The ability to save models and their training progress is important for two reasons:
- Neural nets can take days or even weeks to train. If training is interrupted during this time, it is important that we can continue from where we left off.
- We need the ability to save models in order to share them with others or save them for later use or inspection.
These two goals come with differing requirements, which is why Blocks implements a custom serialization approach that tries to meet both needs in the dump() and load() functions.
Pickling the training loop¶
Due to the complexity of serializing a Python objects as large as the main loop, (un)pickling will sometimes fail because it exceeds the default maximum recursion depth set in Python. Increasing the limit should fix the problem.
When checkpointing, Blocks pickles the entire main loop, effectively serializing the exact state of the model as well as the training state (iteration state, extensions, etc.). Technically there are some difficulties with this approach:
- Some Python objects cannot be pickled e.g. file handles, generators, dynamically generated classes, nested classes, etc.
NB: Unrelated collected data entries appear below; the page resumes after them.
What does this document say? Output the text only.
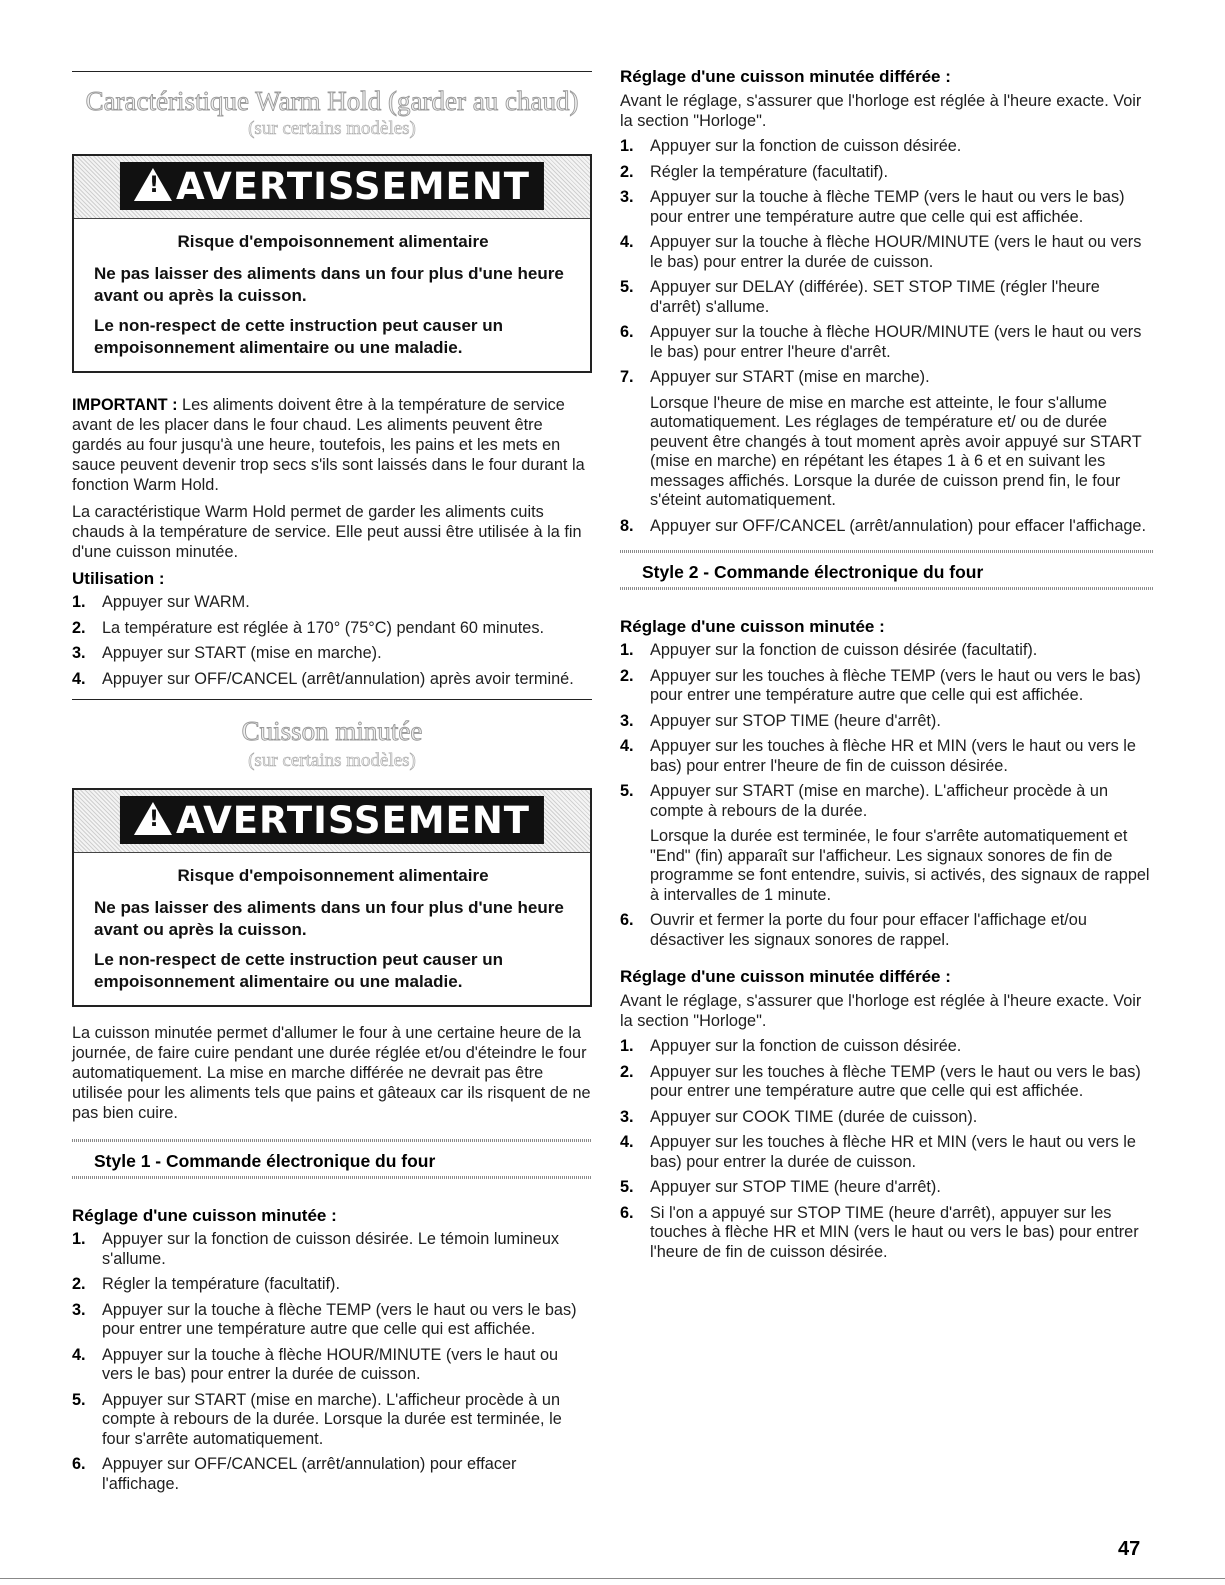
Caractéristique Warm Hold (garder au chaud)
(sur certains modèles)
!
AVERTISSEMENT
Risque d'empoisonnement alimentaire

Ne pas laisser des aliments dans un four plus d'une heure avant ou après la cuisson.

Le non-respect de cette instruction peut causer un empoisonnement alimentaire ou une maladie.

IMPORTANT : Les aliments doivent être à la température de service avant de les placer dans le four chaud. Les aliments peuvent être gardés au four jusqu'à une heure, toutefois, les pains et les mets en sauce peuvent devenir trop secs s'ils sont laissés dans le four durant la fonction Warm Hold.

La caractéristique Warm Hold permet de garder les aliments cuits chauds à la température de service. Elle peut aussi être utilisée à la fin d'une cuisson minutée.

Utilisation :

1. Appuyer sur WARM.
2. La température est réglée à 170° (75°C) pendant 60 minutes.
3. Appuyer sur START (mise en marche).
4. Appuyer sur OFF/CANCEL (arrêt/annulation) après avoir terminé.
Cuisson minutée
(sur certains modèles)
!
AVERTISSEMENT
Risque d'empoisonnement alimentaire

Ne pas laisser des aliments dans un four plus d'une heure avant ou après la cuisson.

Le non-respect de cette instruction peut causer un empoisonnement alimentaire ou une maladie.

La cuisson minutée permet d'allumer le four à une certaine heure de la journée, de faire cuire pendant une durée réglée et/ou d'éteindre le four automatiquement. La mise en marche différée ne devrait pas être utilisée pour les aliments tels que pains et gâteaux car ils risquent de ne pas bien cuire.

Style 1 - Commande électronique du four

Réglage d'une cuisson minutée :

1. Appuyer sur la fonction de cuisson désirée. Le témoin lumineux s'allume.
2. Régler la température (facultatif).
3. Appuyer sur la touche à flèche TEMP (vers le haut ou vers le bas) pour entrer une température autre que celle qui est affichée.
4. Appuyer sur la touche à flèche HOUR/MINUTE (vers le haut ou vers le bas) pour entrer la durée de cuisson.
5. Appuyer sur START (mise en marche). L'afficheur procède à un compte à rebours de la durée. Lorsque la durée est terminée, le four s'arrête automatiquement.
6. Appuyer sur OFF/CANCEL (arrêt/annulation) pour effacer l'affichage.

Réglage d'une cuisson minutée différée :

Avant le réglage, s'assurer que l'horloge est réglée à l'heure exacte. Voir la section "Horloge".

1. Appuyer sur la fonction de cuisson désirée.
2. Régler la température (facultatif).
3. Appuyer sur la touche à flèche TEMP (vers le haut ou vers le bas) pour entrer une température autre que celle qui est affichée.
4. Appuyer sur la touche à flèche HOUR/MINUTE (vers le haut ou vers le bas) pour entrer la durée de cuisson.
5. Appuyer sur DELAY (différée). SET STOP TIME (régler l'heure d'arrêt) s'allume.
6. Appuyer sur la touche à flèche HOUR/MINUTE (vers le haut ou vers le bas) pour entrer l'heure d'arrêt.
7. Appuyer sur START (mise en marche).
Lorsque l'heure de mise en marche est atteinte, le four s'allume automatiquement. Les réglages de température et/ ou de durée peuvent être changés à tout moment après avoir appuyé sur START (mise en marche) en répétant les étapes 1 à 6 et en suivant les messages affichés. Lorsque la durée de cuisson prend fin, le four s'éteint automatiquement.
8. Appuyer sur OFF/CANCEL (arrêt/annulation) pour effacer l'affichage.
Style 2 - Commande électronique du four

Réglage d'une cuisson minutée :

1. Appuyer sur la fonction de cuisson désirée (facultatif).
2. Appuyer sur les touches à flèche TEMP (vers le haut ou vers le bas) pour entrer une température autre que celle qui est affichée.
3. Appuyer sur STOP TIME (heure d'arrêt).
4. Appuyer sur les touches à flèche HR et MIN (vers le haut ou vers le bas) pour entrer l'heure de fin de cuisson désirée.
5. Appuyer sur START (mise en marche). L'afficheur procède à un compte à rebours de la durée.
Lorsque la durée est terminée, le four s'arrête automatiquement et "End" (fin) apparaît sur l'afficheur. Les signaux sonores de fin de programme se font entendre, suivis, si activés, des signaux de rappel à intervalles de 1 minute.
6. Ouvrir et fermer la porte du four pour effacer l'affichage et/ou désactiver les signaux sonores de rappel.

Réglage d'une cuisson minutée différée :

Avant le réglage, s'assurer que l'horloge est réglée à l'heure exacte. Voir la section "Horloge".

1. Appuyer sur la fonction de cuisson désirée.
2. Appuyer sur les touches à flèche TEMP (vers le haut ou vers le bas) pour entrer une température autre que celle qui est affichée.
3. Appuyer sur COOK TIME (durée de cuisson).
4. Appuyer sur les touches à flèche HR et MIN (vers le haut ou vers le bas) pour entrer la durée de cuisson.
5. Appuyer sur STOP TIME (heure d'arrêt).
6. Si l'on a appuyé sur STOP TIME (heure d'arrêt), appuyer sur les touches à flèche HR et MIN (vers le haut ou vers le bas) pour entrer l'heure de fin de cuisson désirée.
47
- The pickling of Theano objects can be problematic.
- We do not want to serialize the training data kept in memory, since this can be prohibitively large.
Blocks addresses these problems by avoiding certain data structures such as generators and nested classes (see the developer guidelines) and overriding the pickling behaviour of some objects, making the pickling of the main loop possible.
However, pickling can be problematic for long-term storage of models, because
- Unpickling depends on the libraries used being unchanged. This means that if you updated Blocks, Theano, etc. to a new version where the interface has changed, loading your training progress could fail.
- The unpickling of Theano objects can be problematic, especially when transferring from GPU to CPU or vice versa.
- It is not possible on Python 2 to unpickle objects that were pickled in Python 3.
This is why Blocks intercepts the pickling of all Theano shared variables (which includes the parameters), and stores them as separate NPY files. The resulting file is a ZIP arcive that contains the pickled main loop as well as a collection of NumPy arrays. The NumPy arrays (and hence parameters) in the ZIP file can be read, across platforms, using the numpy.load() function, making it possible to inspect and load parameter values, even if the unpickling of the main loop fails.